Reaction of rhododendrol (RD) quinone to form RD-cyclic catechol [71]. Note that this cyclization reaction is less likely to proceed [72,74].

Figure 17

Reaction of hydroquinone in the tyrosinase-catalyzed oxidation [77,80,81].

Figure 18

Quinone methide formation from o-quinones and the subsequent addition of water molecule to form alcohol derivatives [84].

Figure 19

Reaction of o-quinone products from catecholamine metabolites 3,4-Dihydroxyphenylethanol (DOPE), 3,4-dihydroxyphenylethyleneglycol (DOPEG), 3,4-dihydroxyphenylacetic acid (DOPAC), and 3,4-dihydroxymandelic acid (DOMA) [94]. Tyrosinase-catalyzed oxidation of the catechols was terminated by the addition of ascorbic acid. Note that the formation of quinone methides proceeds slowly, which is quickly followed by the addition of water molecule or the formation of carbonyl group.

Figure 20

Reaction of N-β-alanyldopamine quinone with kynurenine to form papilliochrome II [99,100,101]. Note that quinone isomerase was required for the production of papilliochrome II and that N-β-alanylnorepinephrine was also produced through addition of water.

Figure 21

Side chain desaturation from quinone methides from dihydrocaffeic acid quinones [60] and raspberry ketone quinone [111]. Note that dihydrocaffeic acid (caffeic acid) with the N-acetyl group can be considered as dopa (dehydrodopa) derivative. The position of thiol addition differs between raspberry ketone quinone and DBL quinone.

Figure 22

Reaction of side chain desaturated quinones producing benzodioxan dimers [19,62,113,114,115,116,117].

Figure 23

Reaction of β-estradiol quinones [118]. Note that those quinones undergo tautomerization to quinone methides which give rise to the secondary products.

Figure 24

Reaction of o-quinones with protein-SH and acid hydrolysis of the adducts to liberate cysteinyl derivatives [30,120,121,122].

Figure 25

Reaction of 3,4-Dihydroxybenzaldehyde (DOPAL) and its quinone with amines and thiols [131]. Note that the reaction with thiols requires oxidation to the quinone form.

Figure 26

Reaction of β-estradiol quinones with DNA to produce depurinating products [134].

Figure 27

Kinetics of early stages of mixed melanogenesis. Note that the rate constants r1–r4 are controlled by the intrinsic chemical reactivity of dopaquinone (DQ) [17,148,149,150].

Figure 28

Reaction of dopachrome to produce 5,6-dihydroxyindole (DHI) and 5.6-dihydroxyindole-2-carboxylic acid (DHICA) and roles of dopachrome tautomerase (DCT) and Cu²⁺ ions [102,151,152,153,155].

Figure 29

Kinetics of late stages of eumelanogenesis from DHI and DHICA. Note that dopaquinone (DQ) acts again here as a redox exchanger [156].

Figure 30

Kinetics of late stages of pheomelanogenesis from 5-S-cysteinyldopa (5SCD) quinone [166]. Note that dihydro-1,4-benzothiazine-3-carboxylic acid (DHBTCA) is produced via redox exchange while benzothiazine intermediates are generated by rearrangement of quinone imine intermediate (with/without decarboxylation).
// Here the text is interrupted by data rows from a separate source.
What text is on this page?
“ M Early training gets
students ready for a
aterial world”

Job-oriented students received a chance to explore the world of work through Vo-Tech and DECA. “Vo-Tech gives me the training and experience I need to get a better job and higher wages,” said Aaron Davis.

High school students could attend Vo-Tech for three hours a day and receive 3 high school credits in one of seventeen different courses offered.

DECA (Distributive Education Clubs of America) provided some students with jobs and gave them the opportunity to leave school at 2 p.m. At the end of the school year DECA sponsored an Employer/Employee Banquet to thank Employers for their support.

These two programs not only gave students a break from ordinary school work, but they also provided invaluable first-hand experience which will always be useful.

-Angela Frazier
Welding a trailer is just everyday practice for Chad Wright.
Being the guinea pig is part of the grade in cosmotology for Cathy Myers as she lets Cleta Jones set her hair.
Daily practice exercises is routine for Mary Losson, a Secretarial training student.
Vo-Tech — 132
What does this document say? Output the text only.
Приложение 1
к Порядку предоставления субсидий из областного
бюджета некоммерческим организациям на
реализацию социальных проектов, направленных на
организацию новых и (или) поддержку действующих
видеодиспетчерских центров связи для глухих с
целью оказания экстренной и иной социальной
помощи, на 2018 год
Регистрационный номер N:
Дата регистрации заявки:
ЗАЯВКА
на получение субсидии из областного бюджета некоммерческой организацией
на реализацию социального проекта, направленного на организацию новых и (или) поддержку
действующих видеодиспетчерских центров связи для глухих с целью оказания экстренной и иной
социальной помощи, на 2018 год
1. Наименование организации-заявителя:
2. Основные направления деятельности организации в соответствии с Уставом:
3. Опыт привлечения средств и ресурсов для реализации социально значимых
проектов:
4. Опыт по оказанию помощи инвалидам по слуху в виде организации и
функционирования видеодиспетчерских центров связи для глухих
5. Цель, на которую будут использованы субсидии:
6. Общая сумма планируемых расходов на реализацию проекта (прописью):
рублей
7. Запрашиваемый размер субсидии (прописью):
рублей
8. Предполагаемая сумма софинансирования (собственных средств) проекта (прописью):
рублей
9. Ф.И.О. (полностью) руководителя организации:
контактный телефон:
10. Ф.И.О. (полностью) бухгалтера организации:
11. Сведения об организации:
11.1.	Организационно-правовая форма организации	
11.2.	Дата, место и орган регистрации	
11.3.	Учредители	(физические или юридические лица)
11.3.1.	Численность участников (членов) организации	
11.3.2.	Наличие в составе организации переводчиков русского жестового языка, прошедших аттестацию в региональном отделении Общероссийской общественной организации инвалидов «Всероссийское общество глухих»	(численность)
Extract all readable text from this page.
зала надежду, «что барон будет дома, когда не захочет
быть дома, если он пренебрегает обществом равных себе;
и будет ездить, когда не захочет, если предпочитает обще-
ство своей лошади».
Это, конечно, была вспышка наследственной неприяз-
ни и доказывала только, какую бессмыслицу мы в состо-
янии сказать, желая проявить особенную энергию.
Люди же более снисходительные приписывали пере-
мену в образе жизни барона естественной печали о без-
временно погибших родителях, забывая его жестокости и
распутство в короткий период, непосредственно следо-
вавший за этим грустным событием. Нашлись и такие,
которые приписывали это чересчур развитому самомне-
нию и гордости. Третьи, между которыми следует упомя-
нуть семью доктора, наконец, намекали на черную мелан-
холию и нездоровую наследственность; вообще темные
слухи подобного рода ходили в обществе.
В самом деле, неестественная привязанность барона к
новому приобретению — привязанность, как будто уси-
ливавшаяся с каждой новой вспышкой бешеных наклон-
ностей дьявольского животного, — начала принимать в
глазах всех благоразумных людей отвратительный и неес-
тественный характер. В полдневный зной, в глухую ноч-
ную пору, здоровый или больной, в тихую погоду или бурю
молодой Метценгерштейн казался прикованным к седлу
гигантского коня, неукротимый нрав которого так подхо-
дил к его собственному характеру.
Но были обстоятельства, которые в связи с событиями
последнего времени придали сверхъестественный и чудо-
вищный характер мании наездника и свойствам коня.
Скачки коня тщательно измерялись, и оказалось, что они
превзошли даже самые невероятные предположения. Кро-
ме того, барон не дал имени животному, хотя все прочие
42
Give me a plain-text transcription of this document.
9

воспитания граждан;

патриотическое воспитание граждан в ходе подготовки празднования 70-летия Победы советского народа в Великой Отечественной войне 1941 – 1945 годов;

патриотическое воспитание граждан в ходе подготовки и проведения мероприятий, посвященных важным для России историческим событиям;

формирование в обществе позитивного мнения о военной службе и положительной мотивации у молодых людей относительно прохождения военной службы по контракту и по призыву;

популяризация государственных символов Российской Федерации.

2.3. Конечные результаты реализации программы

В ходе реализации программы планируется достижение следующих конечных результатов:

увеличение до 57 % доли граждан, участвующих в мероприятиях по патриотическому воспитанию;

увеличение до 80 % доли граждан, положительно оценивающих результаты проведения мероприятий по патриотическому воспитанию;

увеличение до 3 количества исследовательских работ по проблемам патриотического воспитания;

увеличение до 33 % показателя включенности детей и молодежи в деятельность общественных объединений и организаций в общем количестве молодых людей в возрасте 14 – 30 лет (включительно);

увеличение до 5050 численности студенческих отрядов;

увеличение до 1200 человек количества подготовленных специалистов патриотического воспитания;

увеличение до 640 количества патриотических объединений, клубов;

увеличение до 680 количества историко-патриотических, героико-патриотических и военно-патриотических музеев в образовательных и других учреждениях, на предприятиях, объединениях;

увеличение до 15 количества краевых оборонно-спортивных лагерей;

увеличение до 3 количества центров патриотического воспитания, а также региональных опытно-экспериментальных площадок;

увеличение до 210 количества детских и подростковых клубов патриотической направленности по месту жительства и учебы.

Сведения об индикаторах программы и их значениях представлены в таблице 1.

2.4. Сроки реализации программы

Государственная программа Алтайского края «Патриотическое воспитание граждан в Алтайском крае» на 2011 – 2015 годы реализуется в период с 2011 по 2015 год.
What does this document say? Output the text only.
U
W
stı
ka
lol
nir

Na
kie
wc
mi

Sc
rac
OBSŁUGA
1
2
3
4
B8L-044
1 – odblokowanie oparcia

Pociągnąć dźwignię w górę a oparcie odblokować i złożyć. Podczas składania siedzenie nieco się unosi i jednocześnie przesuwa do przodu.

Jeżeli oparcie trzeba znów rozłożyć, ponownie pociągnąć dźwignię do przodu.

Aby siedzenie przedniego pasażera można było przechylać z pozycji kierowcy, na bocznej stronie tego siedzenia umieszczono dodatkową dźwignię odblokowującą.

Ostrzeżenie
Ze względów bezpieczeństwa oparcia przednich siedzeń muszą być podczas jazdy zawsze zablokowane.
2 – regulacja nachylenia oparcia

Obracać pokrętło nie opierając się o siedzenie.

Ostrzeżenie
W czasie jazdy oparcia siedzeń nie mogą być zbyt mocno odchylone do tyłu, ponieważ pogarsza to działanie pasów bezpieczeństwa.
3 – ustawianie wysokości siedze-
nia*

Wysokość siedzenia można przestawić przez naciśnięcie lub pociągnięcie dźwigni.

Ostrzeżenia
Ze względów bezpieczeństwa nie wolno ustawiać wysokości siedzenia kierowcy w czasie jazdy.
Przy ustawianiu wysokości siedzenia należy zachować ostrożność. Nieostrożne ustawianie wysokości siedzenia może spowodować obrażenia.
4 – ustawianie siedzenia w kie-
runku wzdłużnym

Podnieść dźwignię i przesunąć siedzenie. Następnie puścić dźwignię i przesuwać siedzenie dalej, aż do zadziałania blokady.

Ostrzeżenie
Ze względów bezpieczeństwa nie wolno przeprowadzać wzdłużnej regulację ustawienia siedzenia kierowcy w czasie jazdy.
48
Rate constants are from Napolitano et al. [167]. Note that dopaquinone chemically controls pheomelanogenesis at a critical stage of DHBTCA oxidation.

Figure 31

Reaction of dopaminequinone leading to the production of dopamine melanin through dopaminechrome [129,179]. Note that oxidation of dopamine with peroxidase/H₂O₂ gives 6-hydroxydopamine after reduction [67].

Figure 32

Reaction norepinephrinequinone [186]. The quinone methide pathway leads to the production of 3,4-dihydroxymandelic acid (DOMA), 3,4-dihydroxybenzaldehyde (DHBAld), 3,4-dihydroxybenzoic acid (DHBA), and 3,4-dihydroxyphenylglyoxylic acid. DHBAld and DHBA arise from DOMA (see Figure 17). Another pathway leads to the production of norepinephrine melanin through norepinephrinechrome.

Figure 33

Reaction of epinephrinequinone [190]. The product adrenochrome gradually rearrange to adrenolutin (3,5,6-trihydroxy-N-methylindole).